Federal Appeal


Administrative Law

Judicial review
Canadian Transportation Agency fettered its discretion

Appellant filed complaint with Canadian Transportation Agency (“Agency”) alleging that practices of respondent relating to transportation of large persons were discriminatory, contrary to Air Transportation Regulations (Ont.) and contrary to prevision decision of Agency. Appellant relied on email from respondent to passenger. Appellant filed submissions regarding his standing to bring complaint and respondent responded. Agency dismissed complaint of discriminatory practices filed by appellant against respondent on preliminary basis that he lacked standing to bring complaint. Appellant appealed under Canada Transportation Act. Appeal allowed. Decision was unreasonable. Agency fettered its discretion. Agency erred in superimposing jurisprudence with respect to standing on regulatory scheme, thereby ignoring wording of Act and its purpose and intent.
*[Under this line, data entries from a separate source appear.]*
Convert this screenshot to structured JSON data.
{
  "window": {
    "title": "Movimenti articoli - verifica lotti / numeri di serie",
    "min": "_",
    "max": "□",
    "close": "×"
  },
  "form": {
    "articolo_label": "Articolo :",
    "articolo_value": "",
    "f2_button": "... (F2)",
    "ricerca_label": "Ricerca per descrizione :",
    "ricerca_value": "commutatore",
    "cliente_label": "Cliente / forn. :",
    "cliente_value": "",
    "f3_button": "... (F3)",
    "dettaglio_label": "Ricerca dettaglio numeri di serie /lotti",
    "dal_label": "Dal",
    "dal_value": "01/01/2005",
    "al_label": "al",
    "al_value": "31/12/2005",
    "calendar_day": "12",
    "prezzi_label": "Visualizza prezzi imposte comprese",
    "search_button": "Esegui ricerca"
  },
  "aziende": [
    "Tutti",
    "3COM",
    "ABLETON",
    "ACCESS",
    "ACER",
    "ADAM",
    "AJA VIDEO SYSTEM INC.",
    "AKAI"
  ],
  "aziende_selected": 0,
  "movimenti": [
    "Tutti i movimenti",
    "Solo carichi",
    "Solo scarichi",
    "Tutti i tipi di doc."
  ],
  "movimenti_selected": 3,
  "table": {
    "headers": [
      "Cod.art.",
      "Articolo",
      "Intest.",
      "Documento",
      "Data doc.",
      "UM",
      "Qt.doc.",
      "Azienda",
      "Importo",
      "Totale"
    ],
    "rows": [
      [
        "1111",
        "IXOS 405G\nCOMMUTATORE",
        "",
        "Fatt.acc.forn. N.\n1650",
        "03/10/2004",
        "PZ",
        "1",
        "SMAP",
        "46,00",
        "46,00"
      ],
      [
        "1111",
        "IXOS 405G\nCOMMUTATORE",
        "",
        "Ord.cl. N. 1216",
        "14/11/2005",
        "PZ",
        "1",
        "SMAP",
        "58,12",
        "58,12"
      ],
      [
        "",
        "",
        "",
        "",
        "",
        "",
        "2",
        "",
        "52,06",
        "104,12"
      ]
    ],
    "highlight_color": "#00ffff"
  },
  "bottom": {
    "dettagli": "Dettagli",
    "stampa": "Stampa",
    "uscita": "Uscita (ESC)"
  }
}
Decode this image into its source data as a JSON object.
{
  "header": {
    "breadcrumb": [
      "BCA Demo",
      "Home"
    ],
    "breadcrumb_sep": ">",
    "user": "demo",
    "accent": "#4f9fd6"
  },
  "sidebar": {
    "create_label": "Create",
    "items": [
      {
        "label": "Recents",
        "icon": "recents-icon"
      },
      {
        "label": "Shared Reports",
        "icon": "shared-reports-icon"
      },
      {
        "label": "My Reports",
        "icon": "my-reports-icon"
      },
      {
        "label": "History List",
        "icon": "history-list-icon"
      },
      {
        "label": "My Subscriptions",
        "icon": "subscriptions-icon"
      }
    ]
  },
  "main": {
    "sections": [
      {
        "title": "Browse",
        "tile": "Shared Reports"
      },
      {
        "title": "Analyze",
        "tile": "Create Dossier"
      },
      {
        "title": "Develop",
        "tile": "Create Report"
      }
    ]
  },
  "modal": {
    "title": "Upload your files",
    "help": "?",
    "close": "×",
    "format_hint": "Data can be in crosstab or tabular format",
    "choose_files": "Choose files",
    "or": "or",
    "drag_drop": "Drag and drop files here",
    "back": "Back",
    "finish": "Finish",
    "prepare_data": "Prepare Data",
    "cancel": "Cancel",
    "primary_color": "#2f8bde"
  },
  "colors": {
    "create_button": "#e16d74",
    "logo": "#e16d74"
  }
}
Fact that complainant was not directly affected by fare, rate, charge, or term or condition complained of and may not even meet requirements of public standing, was not to be determinative. If objective was to ensure that air carriers provided their services free from unreasonable or unduly discriminatory practices, one should not have to wait until having been subjected to such practices before being allowed to file complaint. There was no sound reason to limit standing under Act to those with direct, personal interest in matter.

Lukács v. Canadian Transportation Agency (Sep. 7, 2016, F.C.A., Wyman W. Webb J.A., A.F. Scott J.A., and Yves de Montigny J.A., A-135-15) 270 A.C.W.S. (3d) 63.